Why Mallam Nuhu Ribadu Accepted Goodluck Jonathan's Appointment

The Presidential Candidate of the Action Congress of Nigeria in the 2011 elections, Mallam Nuhu Ribadu, on Wednesday described his appointment as head of the 21-member Petroleum Revenue Special Task Force as a call to national duty.

Ribadu in a statement said his acceptance of the appointment was personal and devoid of political affiliation.

But the ACN has said that the appointment was deceptive and that it could not “in good conscience” work with the Jonathan administration because it had demonstrated that it could not be trusted.

The party, in a statement by its National Publicity Secretary, Alhaji Lai Mohammed, said that Ribadu was on his own. The statement also reiterated the party’s position barring its members from accepting appointments from the Peoples Democratic Party-led Federal Government.

While Ribadu was the ACN candidate in the 2011 presidential poll, he lost in five out of the six states where the party is in control of government. Jonathan of the PDP won in the other ACN states.

The pioneer chairman of the Economic and Financial Crimes Commission, said in accepting the new job, he went back to the philosophy of his parents that an honest public service was the greatest asset a person could offer his community.

He said, “It is all about the community, and it is sometimes bigger than our personal egos. This therefore is a national call. In answering it, I go back to the template of my own parents, who taught me that an honest public service is the greatest asset a person can offer his community.

“Regardless of our affiliations, our differences, and our engagements, it is at least safe to say that we have a national consensus, on the deadly impact of corruption on the march to greatness, and on the capacity of our people, particularly the youth, to earn a decent, promising life.”

According to Ribadu, Nigerians must see corruption as a prominent national security threat.

The former EFCC boss said, “We must see it as a war within our borders, a war that has assumed a systemic and endemic character, but to which all must now urgently enlist with our different capacities, or accept to all go down with the ship.”

He stated that it was appropriate for him to serve the country, having offered similar services to many foreign nations, including Afghanistan.

Ribadu said, “This, if nothing, makes my decision very personal, freeing all affiliations (social and political) of complicity, but investing the decision also with the unique character that when people reach an evaluation in favour of their larger communities, it doesn’t necessarily blemish their moral identity.”

But the ACN said it could not “in good conscience” work with the Jonathan administration because it had demonstrated that it could not be trusted.

The party said, “On the vexed issue of removal of petroleum subsidy, it is on record that our party, the Action Congress of Nigeria, responded with patriotic and constructive suggestions during a meeting with the President in Abuja.

“At the end of that meeting, President Jonathan promised to further consult with us before taking any further step in respect of the matter.
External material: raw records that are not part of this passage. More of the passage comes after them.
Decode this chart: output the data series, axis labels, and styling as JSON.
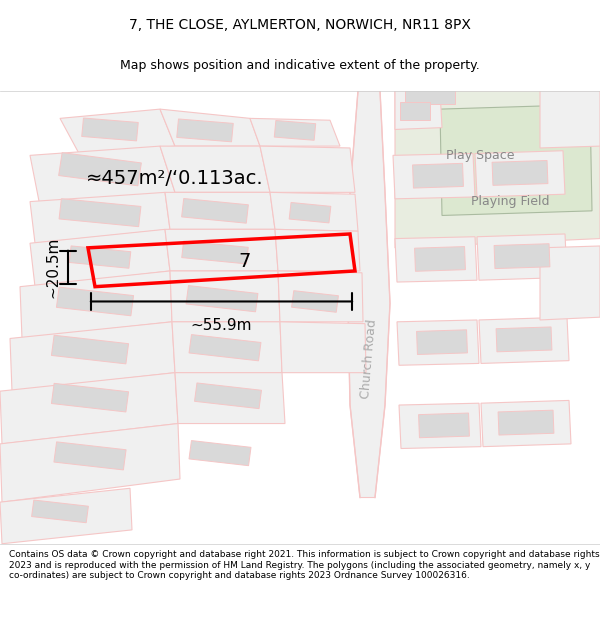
{
  "title_line1": "7, THE CLOSE, AYLMERTON, NORWICH, NR11 8PX",
  "title_line2": "Map shows position and indicative extent of the property.",
  "footer_text": "Contains OS data © Crown copyright and database right 2021. This information is subject to Crown copyright and database rights 2023 and is reproduced with the permission of HM Land Registry. The polygons (including the associated geometry, namely x, y co-ordinates) are subject to Crown copyright and database rights 2023 Ordnance Survey 100026316.",
  "background_color": "#ffffff",
  "map_background": "#f5f5f5",
  "road_color": "#f5c6c6",
  "building_color": "#d9d9d9",
  "green_area_color": "#e8ede0",
  "highlight_polygon_color": "#ff0000",
  "road_label": "Church Road",
  "area_label": "≈457m²/‘0.113ac.",
  "width_label": "∼55.9m",
  "height_label": "∼20.5m",
  "property_number": "7",
  "play_space_label": "Play Space",
  "playing_field_label": "Playing Field"
}
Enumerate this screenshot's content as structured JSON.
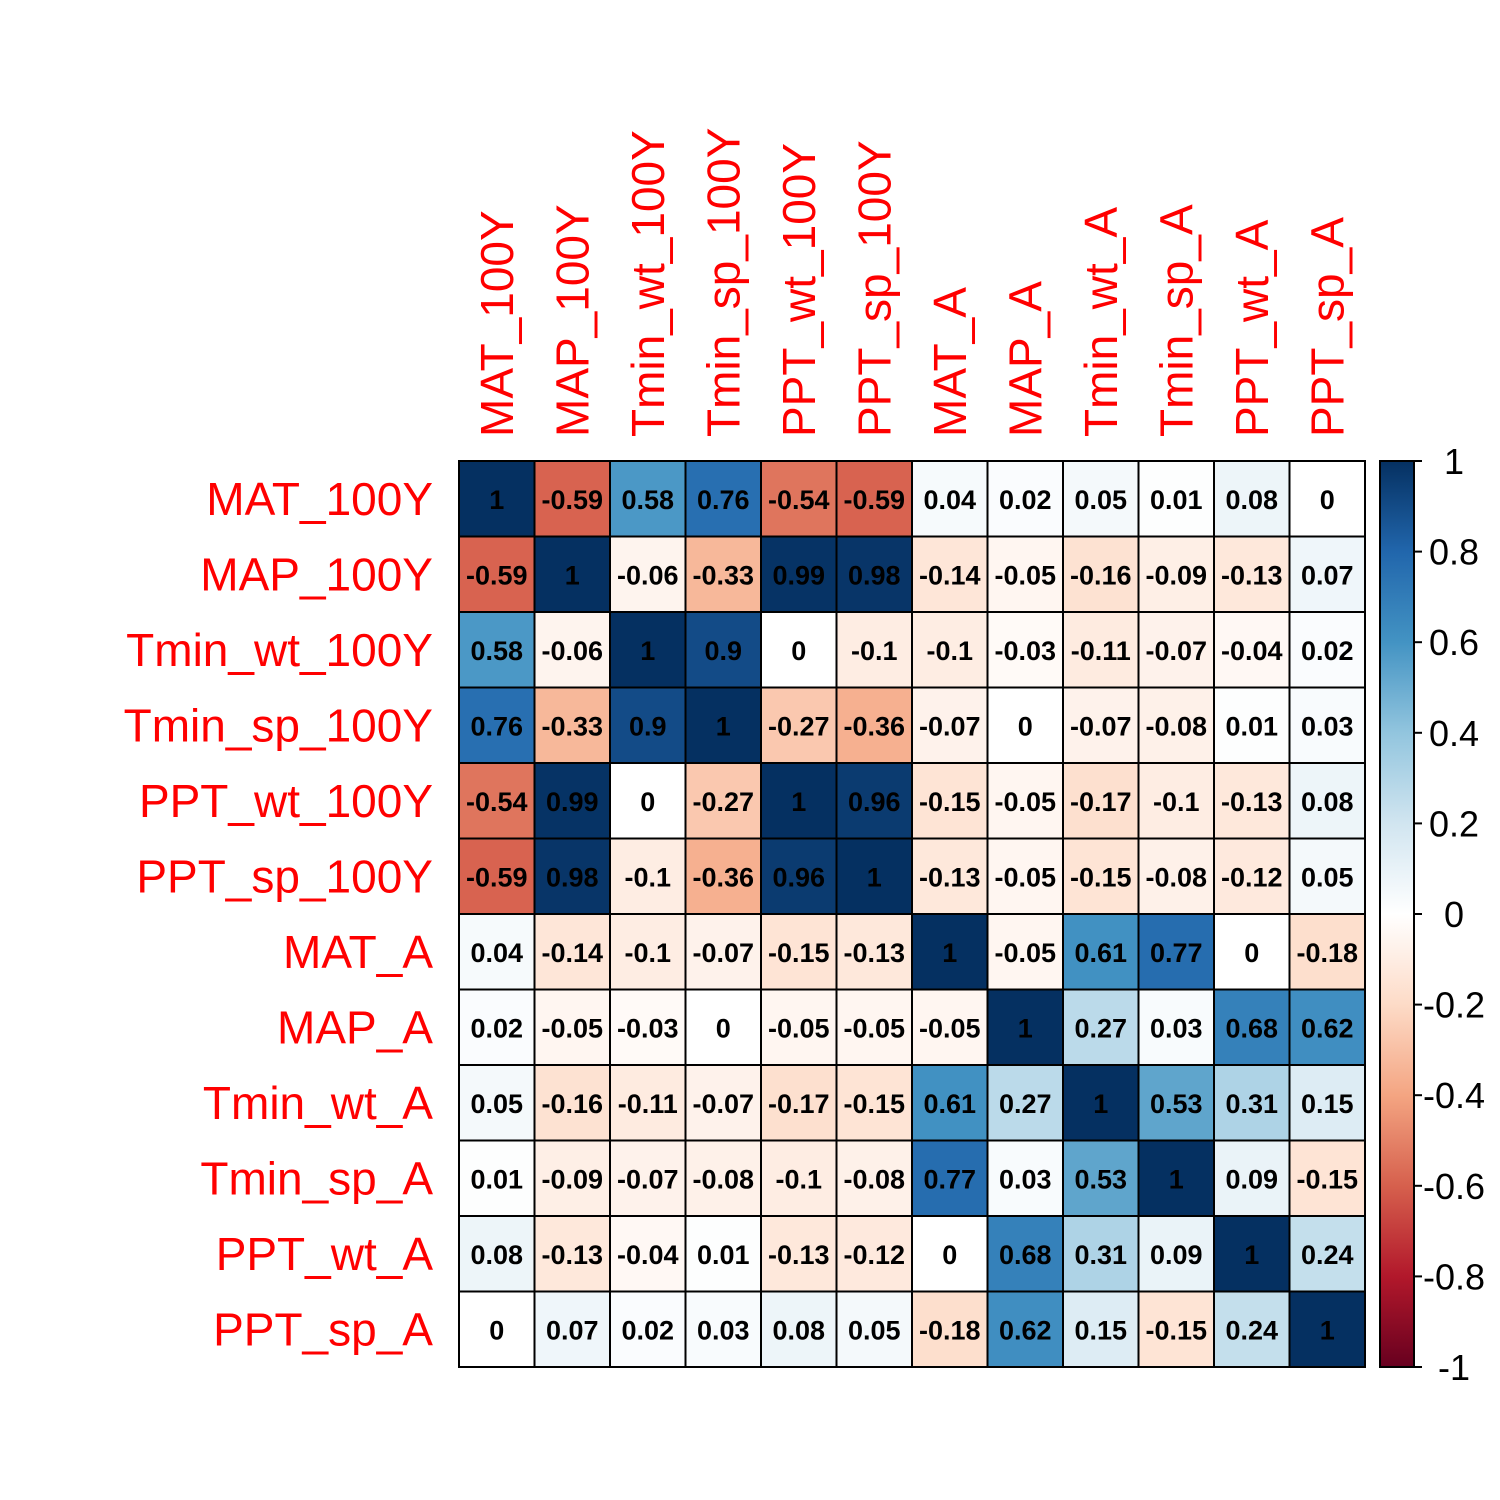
{
  "chart_data": {
    "type": "heatmap",
    "variables": [
      "MAT_100Y",
      "MAP_100Y",
      "Tmin_wt_100Y",
      "Tmin_sp_100Y",
      "PPT_wt_100Y",
      "PPT_sp_100Y",
      "MAT_A",
      "MAP_A",
      "Tmin_wt_A",
      "Tmin_sp_A",
      "PPT_wt_A",
      "PPT_sp_A"
    ],
    "matrix": [
      [
        1,
        -0.59,
        0.58,
        0.76,
        -0.54,
        -0.59,
        0.04,
        0.02,
        0.05,
        0.01,
        0.08,
        0
      ],
      [
        -0.59,
        1,
        -0.06,
        -0.33,
        0.99,
        0.98,
        -0.14,
        -0.05,
        -0.16,
        -0.09,
        -0.13,
        0.07
      ],
      [
        0.58,
        -0.06,
        1,
        0.9,
        0,
        -0.1,
        -0.1,
        -0.03,
        -0.11,
        -0.07,
        -0.04,
        0.02
      ],
      [
        0.76,
        -0.33,
        0.9,
        1,
        -0.27,
        -0.36,
        -0.07,
        0,
        -0.07,
        -0.08,
        0.01,
        0.03
      ],
      [
        -0.54,
        0.99,
        0,
        -0.27,
        1,
        0.96,
        -0.15,
        -0.05,
        -0.17,
        -0.1,
        -0.13,
        0.08
      ],
      [
        -0.59,
        0.98,
        -0.1,
        -0.36,
        0.96,
        1,
        -0.13,
        -0.05,
        -0.15,
        -0.08,
        -0.12,
        0.05
      ],
      [
        0.04,
        -0.14,
        -0.1,
        -0.07,
        -0.15,
        -0.13,
        1,
        -0.05,
        0.61,
        0.77,
        0,
        -0.18
      ],
      [
        0.02,
        -0.05,
        -0.03,
        0,
        -0.05,
        -0.05,
        -0.05,
        1,
        0.27,
        0.03,
        0.68,
        0.62
      ],
      [
        0.05,
        -0.16,
        -0.11,
        -0.07,
        -0.17,
        -0.15,
        0.61,
        0.27,
        1,
        0.53,
        0.31,
        0.15
      ],
      [
        0.01,
        -0.09,
        -0.07,
        -0.08,
        -0.1,
        -0.08,
        0.77,
        0.03,
        0.53,
        1,
        0.09,
        -0.15
      ],
      [
        0.08,
        -0.13,
        -0.04,
        0.01,
        -0.13,
        -0.12,
        0,
        0.68,
        0.31,
        0.09,
        1,
        0.24
      ],
      [
        0,
        0.07,
        0.02,
        0.03,
        0.08,
        0.05,
        -0.18,
        0.62,
        0.15,
        -0.15,
        0.24,
        1
      ]
    ],
    "color_scale": {
      "min": -1,
      "max": 1,
      "stops": [
        "#67001f",
        "#b2182b",
        "#d6604d",
        "#f4a582",
        "#fddbc7",
        "#ffffff",
        "#d1e5f0",
        "#92c5de",
        "#4393c3",
        "#2166ac",
        "#053061"
      ],
      "ticks": [
        1,
        0.8,
        0.6,
        0.4,
        0.2,
        0,
        -0.2,
        -0.4,
        -0.6,
        -0.8,
        -1
      ]
    },
    "label_color": "#ff0000",
    "legend_position": "right"
  }
}
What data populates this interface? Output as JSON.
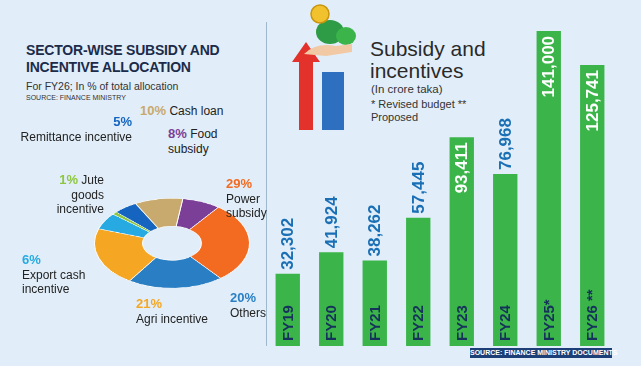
{
  "chart_data": [
    {
      "type": "doughnut",
      "title": "SECTOR-WISE SUBSIDY AND INCENTIVE ALLOCATION",
      "subtitle": "For FY26; In % of total allocation",
      "source": "SOURCE: FINANCE MINISTRY",
      "categories": [
        "Food subsidy",
        "Power subsidy",
        "Others",
        "Agri incentive",
        "Export cash incentive",
        "Jute goods incentive",
        "Remittance incentive",
        "Cash loan"
      ],
      "values": [
        8,
        29,
        20,
        21,
        6,
        1,
        5,
        10
      ],
      "value_labels": [
        "8%",
        "29%",
        "20%",
        "21%",
        "6%",
        "1%",
        "5%",
        "10%"
      ],
      "colors": [
        "#7b3f98",
        "#f26b21",
        "#2a7fc4",
        "#f5a623",
        "#27aae1",
        "#8dc63f",
        "#1565c0",
        "#c8a96e"
      ],
      "data_labels": true
    },
    {
      "type": "bar",
      "title": "Subsidy and incentives",
      "subtitle": "(In crore taka)",
      "annotations": [
        "* Revised budget ** Proposed"
      ],
      "source": "SOURCE: FINANCE MINISTRY DOCUMENTS",
      "categories": [
        "FY19",
        "FY20",
        "FY21",
        "FY22",
        "FY23",
        "FY24",
        "FY25*",
        "FY26 **"
      ],
      "values": [
        32302,
        41924,
        38262,
        57445,
        93411,
        76968,
        141000,
        125741
      ],
      "value_labels": [
        "32,302",
        "41,924",
        "38,262",
        "57,445",
        "93,411",
        "76,968",
        "141,000",
        "125,741"
      ],
      "color": "#3bb44a",
      "ylim": [
        0,
        145000
      ],
      "yticks": [],
      "grid": false,
      "tick_labels": false,
      "data_labels": true
    }
  ]
}
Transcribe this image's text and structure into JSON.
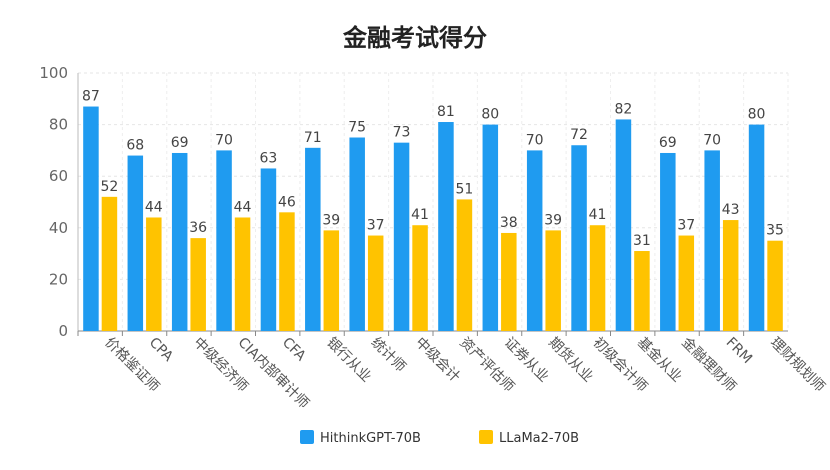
{
  "chart_data": {
    "type": "bar",
    "title": "金融考试得分",
    "categories": [
      "价格鉴证师",
      "CPA",
      "中级经济师",
      "CIA内部审计师",
      "CFA",
      "银行从业",
      "统计师",
      "中级会计",
      "资产评估师",
      "证券从业",
      "期货从业",
      "初级会计师",
      "基金从业",
      "金融理财师",
      "FRM",
      "理财规划师"
    ],
    "series": [
      {
        "name": "HithinkGPT-70B",
        "color": "#1f9bf0",
        "values": [
          87,
          68,
          69,
          70,
          63,
          71,
          75,
          73,
          81,
          80,
          70,
          72,
          82,
          69,
          70,
          80
        ]
      },
      {
        "name": "LLaMa2-70B",
        "color": "#ffc300",
        "values": [
          52,
          44,
          36,
          44,
          46,
          39,
          37,
          41,
          51,
          38,
          39,
          41,
          31,
          37,
          43,
          35
        ]
      }
    ],
    "ylim": [
      0,
      100
    ],
    "yticks": [
      0,
      20,
      40,
      60,
      80,
      100
    ],
    "grid": true,
    "legend_position": "bottom-center"
  }
}
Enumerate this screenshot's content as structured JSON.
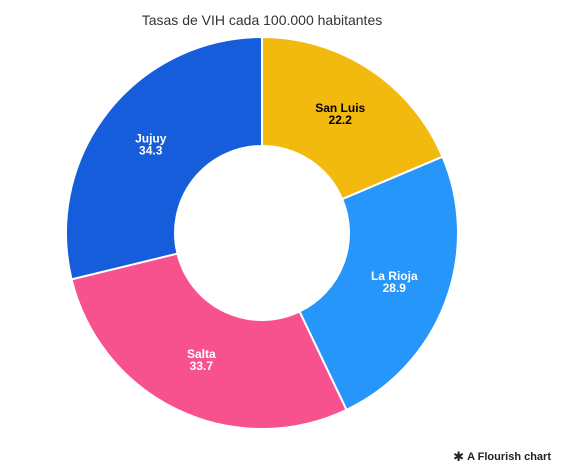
{
  "chart_data": {
    "type": "pie",
    "variant": "donut",
    "title": "Tasas de VIH cada 100.000 habitantes",
    "categories": [
      "San Luis",
      "La Rioja",
      "Salta",
      "Jujuy"
    ],
    "values": [
      22.2,
      28.9,
      33.7,
      34.3
    ],
    "value_labels": [
      "22.2",
      "28.9",
      "33.7",
      "34.3"
    ],
    "colors": [
      "#f2b90f",
      "#2696fa",
      "#f7528d",
      "#155ddb"
    ],
    "label_colors": [
      "#000000",
      "#ffffff",
      "#ffffff",
      "#ffffff"
    ],
    "start": "top",
    "direction": "clockwise"
  },
  "attribution": {
    "icon": "flourish-star-icon",
    "text": "A Flourish chart"
  }
}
True to the deceptive nature of this administration, we all woke up on January 1, 2012, to learn that the government has unilaterally removed subsidy from petrol.

“How can we be sure that these slew of appointments are not being used by the administration to shore up its sagging – or totally sagged – credibility?

“After all, one can never be sure going by the deceptive nature of the PDP that the kind of appointment now being offered to Mallam Ribadu is being made in good faith or just to get credible people to launder the government’s badly damaged image and credibility.

‘’There is also the possibility that booby-traps will be deliberately set for such credible personalities to guarantee their failure in their stated assignment, after which they will be ridiculed and dumped like an ordinary chump.”

Another opposition party, the Congress for Progressive Change, said that it was not excited by the setting up of the petroleum revenue task force.

Its National Publicity Secretary, Mr. Rotimi Fashakin, said, “We wish Ribadu well. We also hope that the appointment came with sincerity on the part of the Federal Government.

“Ribadu was able to achieve what he did while in the EFCC because of the support he got from the former President, Chief Olusegun Obasanjo.

“If he thinks he can achieve that under the present dispensation, well, he should think twice. But we pray that he won’t be disappointed at the end of the day.”

Meanwhile, a group known as Human Rights Writers Association on Wednesday said the task force to be headed by Ribadu was illegal and “a total affront to the principle of the rule of law.”

Executive Director of HURIWA, Emmanuel Onwubiko, said in a statement that the formation of the task force was “a surreptitious attempt by the Federal Government to usurp the constitutional functions of the widely respected Nigeria Extractive Industry Transparency Initiative enshrined in the NEITI Act of 2007.”